Quem estupra?
| Somir | Flertando com o desastre | 7 comentários em Quem estupra?
Semana passada saiu um estudo dizendo que 15% das brasileiras já foram estupradas. A imensa maioria antes dos 13 anos de idade, muitas sem nem entender o conceito de estupro na época. E isso impacta muito na análise do que está acontecendo. Importante avisar: o tema vai ser ainda mais pesado do que parece.
Quando eu comecei a pensar nesse tema, caí numa armadilha que provavelmente muitos homens caem também: acreditar que o que está sendo discutido são casos de estupros de mulheres adultas por criminosos desconhecidos. E aí, talvez por corporativismo, é natural pensar: mas isso não pode ser o caso de um estuprador ser responsável por vários casos? Porque em tese, isso reduz o grau do absurdo sobre os homens, se você imagina que tem meia dúzia de estupradores muito “produtivos” por aí, significa que o números de homens que realmente comete esse crime é muito menor.
E aí, passa a impressão de ser muito mais um problema de segurança pública. Para baixar o número de mulheres abusadas, basta ter mais polícia, mais repressão… ou até mesmo alguns caminhos mais tortuosos de pensamento como dizer para mulheres tomarem mais cuidado. Tortuosos porque embora seja bom senso evitar situações perigosas para todos os sexos em todas as idades, só vale se você estiver com essa ideia de “mulher andando sozinha numa rua deserta de noite” como situação de risco para estupros.
De fato, se fossem só esses casos, mais polícia e até mesmo cuidado pessoal de mulheres poderia ser um caminho. Mas, quando saem dados dizendo que a maioria das vítimas são crianças e pré-adolescentes em casa ou em lugares supostamente seguros… é muito importante mudar o foco de segurança pública e “soluções práticas” e olhar para a realidade horrível da coisa. O problema dos estupros no Brasil não se resolve com mais policial na rua ou atenção a quanta bebida se toma.
Ainda seria um número terrível se fossem os 3% de mulheres que relatam ter sido estupradas depois dos 14 anos, mas 3% estão dentro das capacidades de repressão com mais competência de polícia e autoridades.
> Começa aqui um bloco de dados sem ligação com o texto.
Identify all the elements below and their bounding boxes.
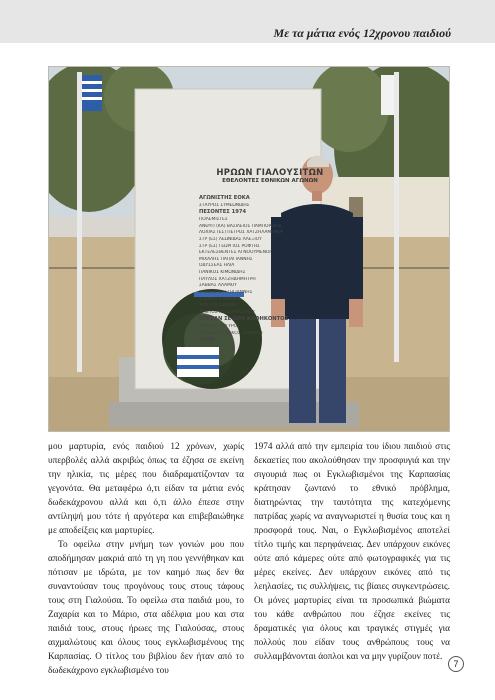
- monument-name: ΜΙΧΑΛΗΣ ΠΑΠΑΓΙΑΝΝΗΣ: [199, 256, 253, 262]
- monument-title: ΗΡΩΩΝ ΓΙΑΛΟΥΣΙΤΩΝ: [216, 168, 324, 178]
- monument-fragment: ΑΓΝΟ: [199, 337, 216, 344]
- monument-header: [185, 168, 355, 185]
- monument-name: ΣΤΑΥΡΟΣ ΣΥΜΕΩΝΙΔΗΣ: [199, 202, 250, 208]
- monument-heading: ΑΓΩΝΙΣΤΗΣ ΕΟΚΑ: [199, 195, 250, 201]
- monument-inscription: [199, 195, 339, 345]
- memorial-photo: [48, 66, 450, 432]
- monument-name: ΣΑΒΒΑΣ ΧΑΤΖΗΓΙΑΝΝΗΣ: [199, 289, 253, 295]
- monument-name: ΠΑΝΙΚΟΣ ΚΙΜΩΝΙΔΗΣ: [199, 270, 246, 276]
- monument-heading: ΕΠΕΣΑΝ ΣΕ ΩΡΑ ΚΑΘΗΚΟΝΤΟΣ: [199, 316, 289, 323]
- monument-name: ΠΟΛΕΜΙΣΤΕΣ: [199, 217, 228, 223]
- monument-subtitle: ΕΘΕΛΟΝΤΕΣ ΕΘΝΙΚΩΝ ΑΓΩΝΩΝ: [222, 178, 318, 185]
- left-column: [48, 440, 244, 678]
- monument-name: ΑΝΘΥΠ (ΚΑ) ΒΑΣΙΛΕΙΟΣ ΠΑΜΠΟΡΙΔΗΣ: [199, 223, 282, 229]
- monument-name: ΣΑΒΒΑΣ ΑΛΑΜΟΥ: [199, 283, 237, 289]
- monument-name: ΟΔΥΣΣΕΑΣ ΗΛΙΑ: [199, 263, 235, 269]
- page-number: 7: [448, 656, 464, 672]
- monument-name: ΣΤΡ (ΕΣ) ΛΕΩΝΙΔΑΣ ΑΛΕΞΙΟΥ: [199, 237, 262, 243]
- monument-name: ΕΚΤΕΛΕΣΘΕΝΤΕΣ ΑΓΝΟΟΥΜΕΝΟΙ: [199, 250, 271, 256]
- monument-heading: ΠΕΣΟΝΤΕΣ 1974: [199, 209, 247, 216]
- paragraph: Το οφείλω στην μνήμη των γονιών μου που αποδήμησαν μακριά από τη γη που γεννήθηκαν και πότισαν με ιδρώτα, με τον καημό πως δεν θα συναντούσαν τους προγόνους τους στους τάφους τους στη Γιαλούσα. Το οφείλω στα παιδιά μου, το Ζαχαρία και το Μάριο, στα αδέλφια μου και στα παιδιά τους, στους ήρωες της Γιαλούσας, στους αιχμαλώτους και όλους τους εγκλωβισμένους της Καρπασίας. Ο τίτλος του βιβλίου δεν ήταν από το δωδεκάχρονο εγκλωβισμένο του: [48, 540, 244, 676]
- monument-name: ΣΤΡ (ΕΣ) ΚΥΡΙΑΚΟΣ ΣΑΧΑΡΚΗ: [199, 330, 263, 336]
- monument-name: ΛΟΧΙΑΣ (ΕΣ) ΠΕΤΡΟΣ ΧΑΤΖΗΛΑΜΠΡΟΥ: [199, 230, 284, 236]
- monument-name: ΧΡΙΣΤΟΣ ΚΑΤΖΙΝΙΚΟΛΑΟΥ: [199, 309, 255, 315]
- monument-name: ΣΤΕΛΙΟΣ ΣΑΒΒΙΔΗΣ: [199, 296, 242, 302]
- monument-name: ΠΑΥΛΟΣ ΧΑΤΖΗΔΗΜΗΤΡΗ: [199, 276, 256, 282]
- monument-name: ΑΙΘΗΝ ΕΙ ΑΡΓΥΡΟΥ: [199, 324, 240, 330]
- monument-name: ΧΡΙΣΤΟΣ ΙΩΑΝΝΟΥ: [199, 303, 240, 309]
- right-column: [254, 440, 450, 664]
- monument-name: ΣΤΡ (ΕΣ) ΓΕΩΡΓΙΟΣ ΡΟΦΤΗΣ: [199, 243, 260, 249]
- running-title: Με τα μάτια ενός 12χρονου παιδιού: [273, 26, 451, 40]
- paragraph: μου μαρτυρία, ενός παιδιού 12 χρόνων, χωρίς υπερβολές αλλά ακριβώς όπως τα έζησα σε εκείνη την ηλικία, τις μέρες που διαδραματίζονταν τα γεγονότα. Θα μεταφέρω ό,τι είδαν τα μάτια ενός δωδεκάχρονου αλλά και ό,τι άλλο έπεσε στην αντίληψή μου τότε ή αργότερα και επιβεβαιώθηκε με αποδείξεις και μαρτυρίες.: [48, 442, 244, 536]
- paragraph: 1974 αλλά από την εμπειρία του ίδιου παιδιού στις δεκαετίες που ακολούθησαν την προσφυγιά και την σιγουριά πως οι Εγκλωβισμένοι της Καρπασίας κράτησαν ζωντανό το εθνικό πρόβλημα, διατηρώντας την ταυτότητα της κατεχόμενης πατρίδας χωρίς να αναγνωριστεί η θυσία τους και η προσφορά τους. Ναι, ο Εγκλωβισμένος αποτελεί τίτλο τιμής και περηφάνειας. Δεν υπάρχουν εικόνες ούτε από κάμερες ούτε από φωτογραφικές για τις μέρες εκείνες. Δεν υπάρχουν εικόνες από τις λεηλασίες, τις συλλήψεις, τις βίαιες συγκεντρώσεις. Οι μόνες μαρτυρίες είναι τα προσωπικά βιώματα του κάθε ανθρώπου που έζησε εκείνες τις δραματικές για όλους και τραγικές στιγμές για πολλούς που είδαν τους ανθρώπους τους να συλλαμβάνονται άοπλοι και να μην γυρίζουν ποτέ.: [254, 442, 450, 662]
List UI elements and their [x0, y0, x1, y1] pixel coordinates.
Dos 15% da pesquisa, 12% são menores de idade, e 9% ainda mais: menos de 13 anos. O Brasil tem um problema mais ou menos comum em sociedades desiguais com estupros, e tem uma hecatombe nuclear de problema com abusos de crianças e adolescentes.
Mais um ponto: a legislação brasileira e quem coleta esses dados segue a mesma definição sobre relações sexuais com menores de 13 anos, é sempre estupro, não importa o que diga a pessoa menor de 13 anos. Se uma pessoa adulta sugere algo sexual para uma criança e a criança concorda, é estupro do mesmo jeito. Mesmo assim, a pesquisa não presumiu estupro, ela perguntou para as mulheres explicitamente se tinha sido estupro. Não tem nada a ver com começar a vida sexual antes dos 13 e a “sociedade” chamar de estupro, é literalmente sobre a parte das pessoas que responderam que reconheceram suas experiências como estupro.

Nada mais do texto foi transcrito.